Monday, February 25, 2008

Is Digg Authentic?

As a late early adopter, I tend to get into technologies after the hardcore geeks but before the mainstream crowd. I'm coming up on the one year anniversary of this blog, which I'm pretty excited about. Over the three years or so, as I've followed the rise of social media and the PR industry's struggle to understand and leverage it for our clients, I've tried to remain somewhat realistic about the sometimes messianic claims made about blogs, wiki's, etc.

As a PR person, I can sometimes see beyond a company's messaging and notice when the reality of its situation differs from its public face. All the talk about the Wisdom of Crowds and the revolution of participatory, democratic communities is an age old dream from the Levellers, to the Sans-Culottes to the hippies. The social media sites Wikipedia and Digg have positioned themselves as the virtuous online version of this vision of truth, justice and equality.

But we know that the Levellers failed and was followed by Cromwell's invasion of and genocide in Ireland, the Sans-Culottes begat the Terror and the guillotine, and the dream of Woodstock died at Altamont.
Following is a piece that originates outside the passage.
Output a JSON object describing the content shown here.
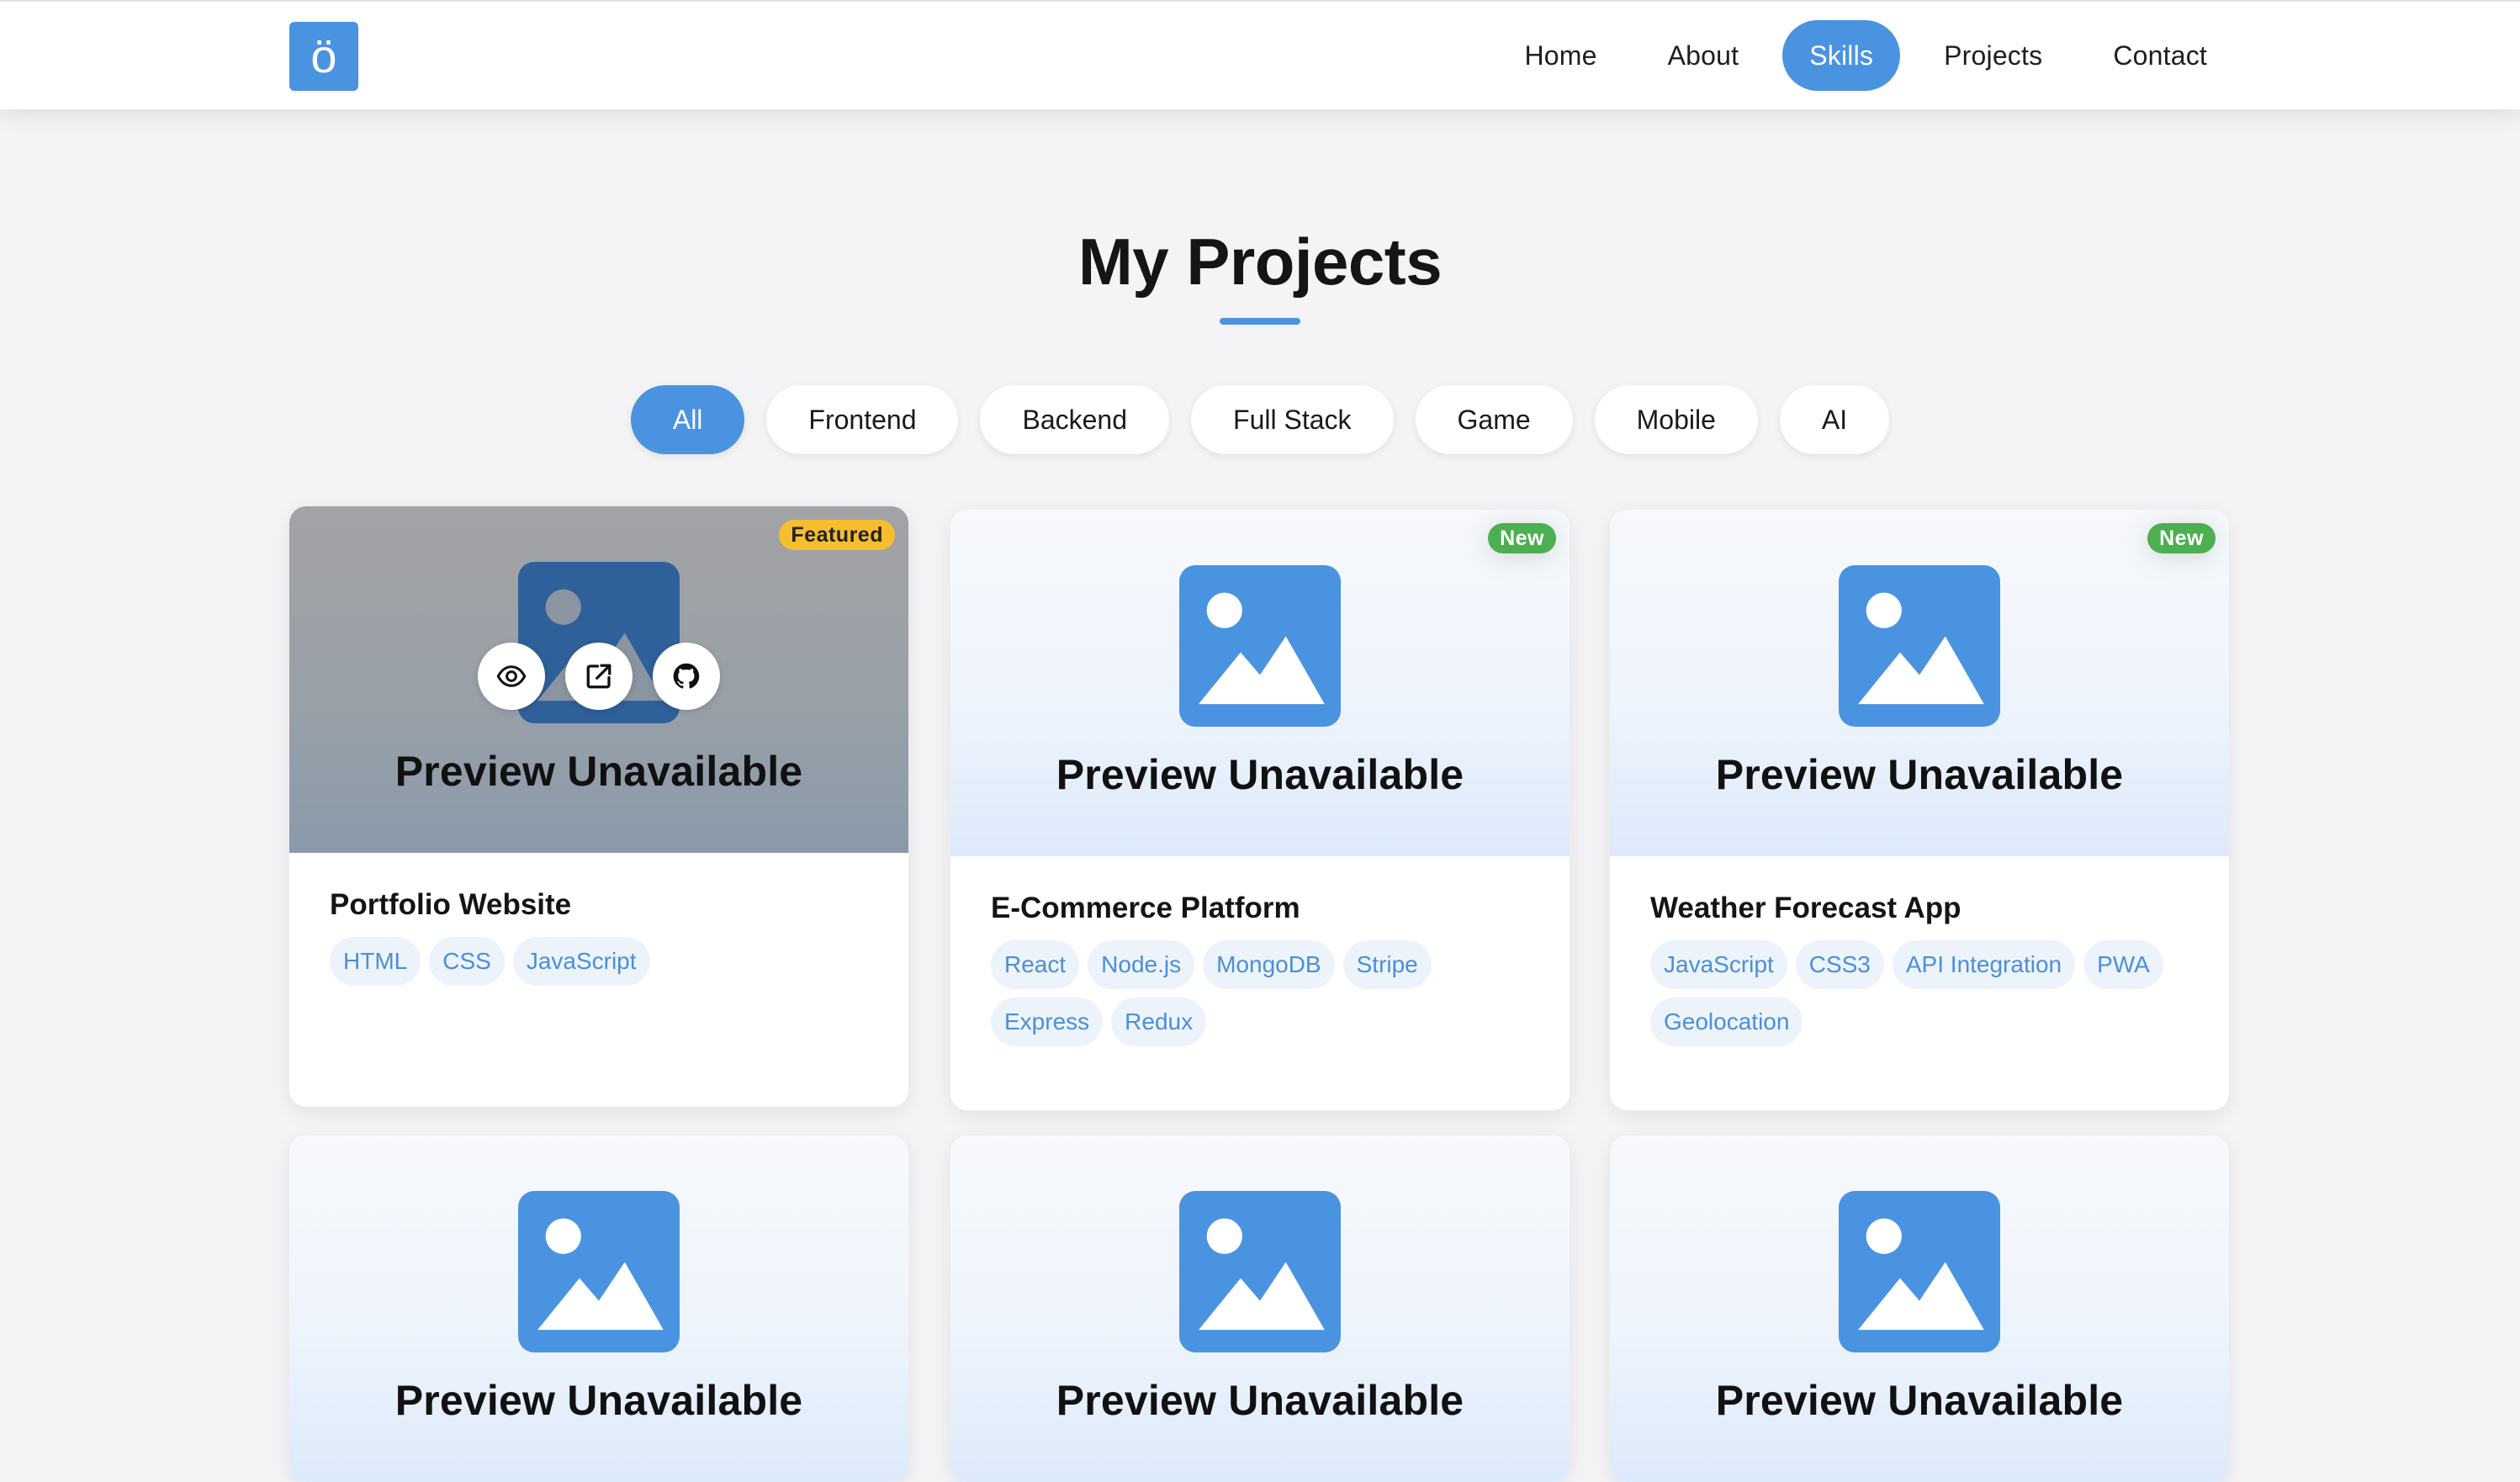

Human societies are naturally hierarchal. These hierarchies can be a little unequal or a lot unequal. All attempts at developing complete equality have not lasted, as those communities eventually developed hierarchies, with all the consequences that come with that.

This story in Slate today started me thinking about all this ("The Wisdom of the Chaperones"). Here is some of what Chris Wilson wrote:

Social-media sites like Wikipedia and Digg are celebrated as shining examples of Web democracy, places built by millions of Web users who all act as writers, editors, and voters. In reality, a small number of people are running the show. According to researchers in Palo Alto, 1 percent of Wikipedia users are responsible for about half of the site's edits. The site also deploys bots—supervised by a special caste of devoted users—that help standardize format, prevent vandalism, and root out folks who flood the site with obscenities. This is not the wisdom of the crowd. This is the wisdom of the chaperones.

The same undemocratic underpinnings of Web 2.0 are on display at Digg.com. Digg is a social-bookmarking hub where people submit stories and rate others' submissions; the most popular links gravitate to the site's front page. The site's founders have never hidden that they use a "secret sauce"—a confidential algorithm that's tweaked regularly—to determine which submissions make it to the front page. Historically, this algorithm appears to have favored the site's most active participants. Last year, the top 100 Diggers submitted 44 percent of the site's top stories. In 2006, they were responsible for 56 percent.

It's clear that the "wisdom of crowds"messaging that Digg and Wikipedia have developed and communicated to the market isn't quite accurate, given the unequal levels of participation. This messaging has served them well and helped Wikipedia especially position itself as the virtuous alternative to paid websites like Encyclopedia Britannica. But as they mature as organizations, they are either going to have to change their positioning or alter the structure of their communities to bring them more in line with the ideal.